= The Immortality of Writers =

Ancient Egyptian wisdom text

The Immortality of Writers is an Ancient Egyptian wisdom text likely to have been used as an instructional work in schools. It is recorded on the verso side of the Chester Beatty IV papyrus (BM 10684) held in the British Museum. It is notable for its rationalist skeptical outlook, even more emphatic than in the Harper's Songs, regarding an afterlife. The scribe advises that writings of authors provide a more sure immortality than fine tombs. The text is dated to the transition period between the 19th Dynasty and the 20th Dynasty.

...Those writers known from the old days, the times just after the gods. Those who foretold what would happen (and did), whose names will endure for eternity. They disappeared when they finished their lives, and all their kindred forgotten. They did not build pyramids in bronze with gravestones of iron from heaven. They did not think to leave a patrimony made of children who would give their names distinction, rather they formed a progeny by means of writing and in the books of wisdom they left...
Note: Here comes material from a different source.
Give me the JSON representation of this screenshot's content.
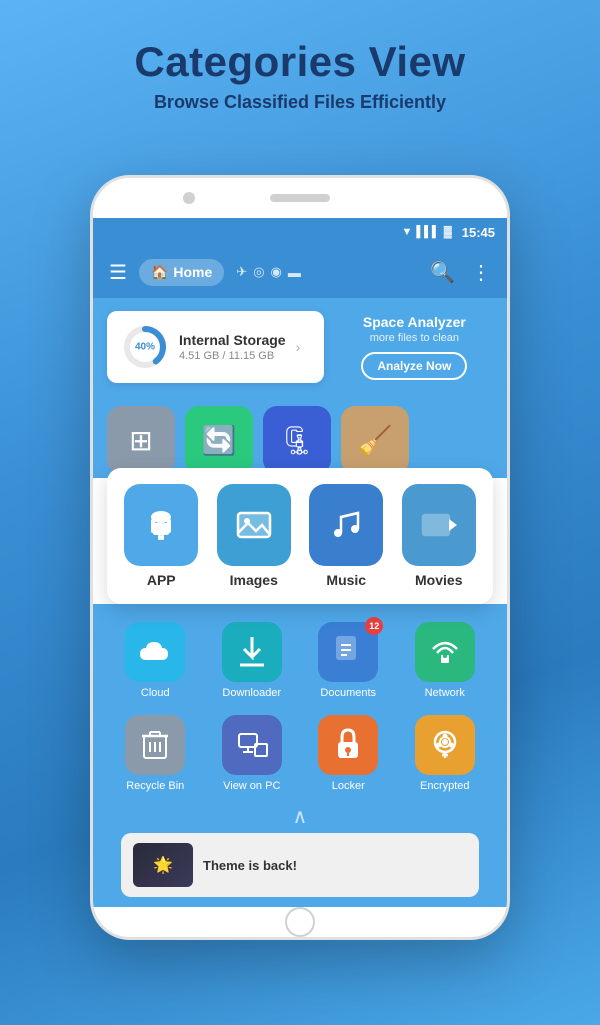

They gave themselves [the scroll as lector]-priest, the writing board as loving son. Instruction are their tombs, the reed pen their child, the stone surface their wife..... Man decays, his corpse is dust. All his kin have perished; But a book makes him remembered through the mouth of its reciter. Better is a book than a well built house...

The oratorical style of its writing is evidenced by the metrical structure of the text.